According to S&P Global Market Intelligence, the Chinese steel industry aims to reach peak carbon emissions by 2025 and achieve a 30% reduction from the peak by 2030, in accordance with the country’s overall plan to achieve carbon neutrality by 2060.
The decarbonization push is expected to boost demand for direct feed iron ore products, that are directly charged to blast furnaces, emitting less pollution including carbon. The Tangshan government has embarked on a scheme to reduce emissions at 23 local mills by 30%-50% by the end of 2021 and other Chinese regions may adopt similar measures to reduce carbon emissions in future.

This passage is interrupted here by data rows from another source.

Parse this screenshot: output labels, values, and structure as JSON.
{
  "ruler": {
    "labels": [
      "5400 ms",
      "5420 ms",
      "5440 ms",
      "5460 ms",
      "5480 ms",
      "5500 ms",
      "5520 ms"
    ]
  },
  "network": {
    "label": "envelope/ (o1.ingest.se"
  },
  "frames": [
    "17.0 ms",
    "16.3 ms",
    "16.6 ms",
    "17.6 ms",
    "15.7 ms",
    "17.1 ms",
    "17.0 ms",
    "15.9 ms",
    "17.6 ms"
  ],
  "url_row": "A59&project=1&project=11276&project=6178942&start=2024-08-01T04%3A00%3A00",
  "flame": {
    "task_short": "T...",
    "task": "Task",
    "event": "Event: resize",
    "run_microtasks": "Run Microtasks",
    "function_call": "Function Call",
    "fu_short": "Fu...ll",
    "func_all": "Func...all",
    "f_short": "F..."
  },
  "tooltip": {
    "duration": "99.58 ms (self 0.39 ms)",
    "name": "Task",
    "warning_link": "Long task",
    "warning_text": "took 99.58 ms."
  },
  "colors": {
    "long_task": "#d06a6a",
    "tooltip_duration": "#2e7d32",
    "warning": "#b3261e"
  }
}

Brazil’s Exports to China Grow 36% by April, Boosted by Iron Ore
S&P Global Market Intelligence adds that “global iron ore supply will struggle to keep pace with demand”. “Major producers with operations in the low-cost mining hubs of Australia and Brazil are expected to dominate export growth, with a shift towards increasing supply of high-grade ore to help meet tightening carbon emissions standards in the global steel sector”.

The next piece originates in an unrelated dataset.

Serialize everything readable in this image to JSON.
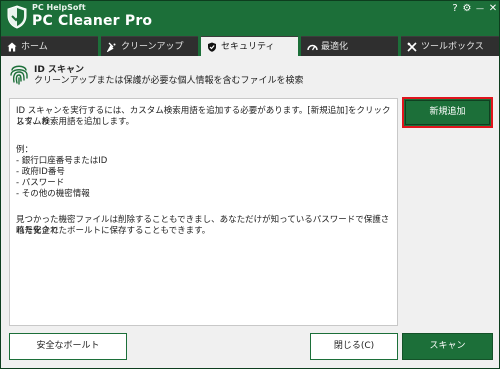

Most of the seaborne supply growth, it adds, “should derive from restarts of shuttered capacity in Brazil, following the Brumadinho dam disaster in early 2019, and brownfield expansions”.
Vale’s first quarter iron ore production annualized to 327 million mt but the company is targeting 400 million mt/y at the end of 2022. The company continues to make steady progress on its operational stabilization and resumption plan. This has led to gradual restarts at Fábrica, Timbopeba and Serra Leste mines and at the Vargem Grande pellet plant.
Three additional beneficiation lines at Timbopeba will boost Vale´s capacity from 7 million mt/y to 12 million mt/y in the second quarter of 2021. Northern System mine supply is expected to rise by 24 million mt by 2023, with S11D increasing from 83 million mt in 2020 to 100 million mt from the second half of 2022, while the commissioning of the Gelado project will convert iron tailings into high grade products.
Itabira and Mutuca mines, however, are operating under temporary tailings disposal restrictions, despite Vale targeting 50 million mt of supply growth from mines in the Southern and Southeastern Systems by 2023.
“With Vale seeking to remediate numerous shuttered tailings dams, the supply recovery is constrained by difficulties in obtaining necessary safety approvals to reopen, amid Brazilian legislators’ heightened safety consciousness following two major disasters”, S&P adds.
Among other producers in Brazil, Samarco is targeting production at 7-8 million mt in 2021, before ramping up to 22-24 million mt in 2029. CSN plans to increase capacity at its Casa de Pedra mine from 30 million mt in 2020 to 108 million mt/y by 2033. The company is at fund-raising stage, helped by a recent IPO of its mining unit, and consequently will see most of the supply growth arriving post 2025.
In summary, S&P says, “restarts, brownfield expansions and replacement mines are expected to support global iron ore supply growth”. However, S&P Global Market Intelligence expects the market to remain in deficit in the medium term with supply growth hampered by steepening ESG hurdles and lack of greenfield projects, while demand is expected to rise as global steel production recovers from the 2020 low.
“The decarbonization drive in the steel industry is expected to reinforce the premiums of direct feed and high-grade iron ore, favoring miners with such options in their supply pipelines”, it adds.